The byelection was held after Conservative MP Damien Kurek, who represented the riding, resigned so that Poilievre could run in the Conservative stronghold and gain a seat in the House of Commons. Damien had polled 41,819 votes in 2021 and 53,684 in April 2025.

Poilievre lost his Ottawa-area riding of Carleton, which he had held for more than two decades, in the April 28 election. Liberal candidate Bruce Fanjoy won the riding by more than 4,500 votes.

Following the election, Poilievre held that his loss in Carleton was due to his stated plans to reduce the size of the federal government, which could have proven unpopular with the many government workers in the riding.

Kurek, who had held Battle River–Crowfoot since 2019, officially resigned his seat on June 17, after which Prime Minister Mark Carney called the byelection. Carney had said that he would call the byelection as soon as possible, and that there would be “no games.”

With Parliament returning in September, Carney and Poilievre would face each other in the House for the first time.

Kurek said it had been “nothing short of a privilege” to serve the people of the riding, and he looked forward to supporting Poilievre in the race and then “running here again in the next general election.”

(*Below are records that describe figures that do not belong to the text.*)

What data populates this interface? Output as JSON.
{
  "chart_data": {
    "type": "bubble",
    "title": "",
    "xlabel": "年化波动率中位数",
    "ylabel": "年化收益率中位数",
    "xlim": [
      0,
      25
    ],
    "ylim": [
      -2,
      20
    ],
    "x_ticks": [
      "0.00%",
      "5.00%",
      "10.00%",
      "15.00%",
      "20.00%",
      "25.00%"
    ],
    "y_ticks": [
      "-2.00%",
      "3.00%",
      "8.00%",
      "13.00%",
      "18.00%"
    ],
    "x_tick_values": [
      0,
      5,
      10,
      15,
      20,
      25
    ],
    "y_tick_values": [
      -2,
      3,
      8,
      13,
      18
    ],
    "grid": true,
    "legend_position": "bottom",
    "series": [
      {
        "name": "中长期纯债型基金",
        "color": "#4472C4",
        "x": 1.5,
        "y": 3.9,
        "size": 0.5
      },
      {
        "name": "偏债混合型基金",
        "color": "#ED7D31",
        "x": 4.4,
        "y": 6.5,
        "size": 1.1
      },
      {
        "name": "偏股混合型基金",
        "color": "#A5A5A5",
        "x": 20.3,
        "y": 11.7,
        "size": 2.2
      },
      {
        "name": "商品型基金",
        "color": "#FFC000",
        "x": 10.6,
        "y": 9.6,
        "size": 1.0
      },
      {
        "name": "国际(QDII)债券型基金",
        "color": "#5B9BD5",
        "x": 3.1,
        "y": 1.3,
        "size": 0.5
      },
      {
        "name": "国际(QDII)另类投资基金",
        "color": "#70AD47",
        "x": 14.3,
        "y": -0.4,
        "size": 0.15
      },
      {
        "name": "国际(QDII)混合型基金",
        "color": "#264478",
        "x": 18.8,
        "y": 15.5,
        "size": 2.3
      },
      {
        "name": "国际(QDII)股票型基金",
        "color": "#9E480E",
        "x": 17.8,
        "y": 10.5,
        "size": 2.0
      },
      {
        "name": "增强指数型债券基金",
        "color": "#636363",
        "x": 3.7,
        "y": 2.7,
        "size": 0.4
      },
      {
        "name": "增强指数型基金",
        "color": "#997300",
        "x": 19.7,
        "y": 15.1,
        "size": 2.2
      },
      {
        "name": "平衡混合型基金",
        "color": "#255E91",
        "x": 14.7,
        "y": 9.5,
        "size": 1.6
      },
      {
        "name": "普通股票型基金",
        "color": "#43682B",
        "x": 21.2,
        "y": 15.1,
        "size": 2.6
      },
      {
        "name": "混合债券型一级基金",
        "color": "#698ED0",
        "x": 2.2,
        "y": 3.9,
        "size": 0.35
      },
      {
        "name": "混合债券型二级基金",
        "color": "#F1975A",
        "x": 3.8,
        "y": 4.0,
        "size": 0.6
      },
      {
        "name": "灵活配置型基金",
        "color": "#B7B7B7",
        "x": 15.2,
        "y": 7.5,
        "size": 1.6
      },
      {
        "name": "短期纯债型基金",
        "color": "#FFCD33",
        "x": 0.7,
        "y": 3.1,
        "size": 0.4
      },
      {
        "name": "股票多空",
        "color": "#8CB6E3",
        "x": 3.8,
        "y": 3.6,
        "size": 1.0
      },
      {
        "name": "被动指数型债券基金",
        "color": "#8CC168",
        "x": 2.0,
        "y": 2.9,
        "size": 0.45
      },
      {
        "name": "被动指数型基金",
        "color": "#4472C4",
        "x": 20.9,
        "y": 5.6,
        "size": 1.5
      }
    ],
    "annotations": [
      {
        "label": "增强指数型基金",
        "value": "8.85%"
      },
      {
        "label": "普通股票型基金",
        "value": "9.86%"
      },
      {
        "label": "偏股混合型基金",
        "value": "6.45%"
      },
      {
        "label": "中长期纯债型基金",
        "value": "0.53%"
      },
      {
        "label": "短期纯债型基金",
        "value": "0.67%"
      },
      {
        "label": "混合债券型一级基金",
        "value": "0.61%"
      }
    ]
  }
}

While Conservative MP Andrew Scheer has been serving as leader of the Opposition in the House of Commons, Poilievre spent several months campaigning in communities in Battle River–Crowfoot, much of the time alongside Kurek.

The Alberta riding was targeted by the Longest Ballot Committee (LBC) protest movement, which is the same organisation that targeted Poilievre’s former riding of Carleton and resulted in 91 names being on the ballot. The LBC is demanding that Canada change its first-past-the-post election system to a proportional representation system.

With a record number of candidates running in the Battle River–Crowfoot byelection, Elections Canada announced in late June that the vote would use a special ballot requiring voters to write in the name of their chosen candidate, instead of marking a standard list of names.

It further said that votes for candidates were counted even if their names were spelt incorrectly.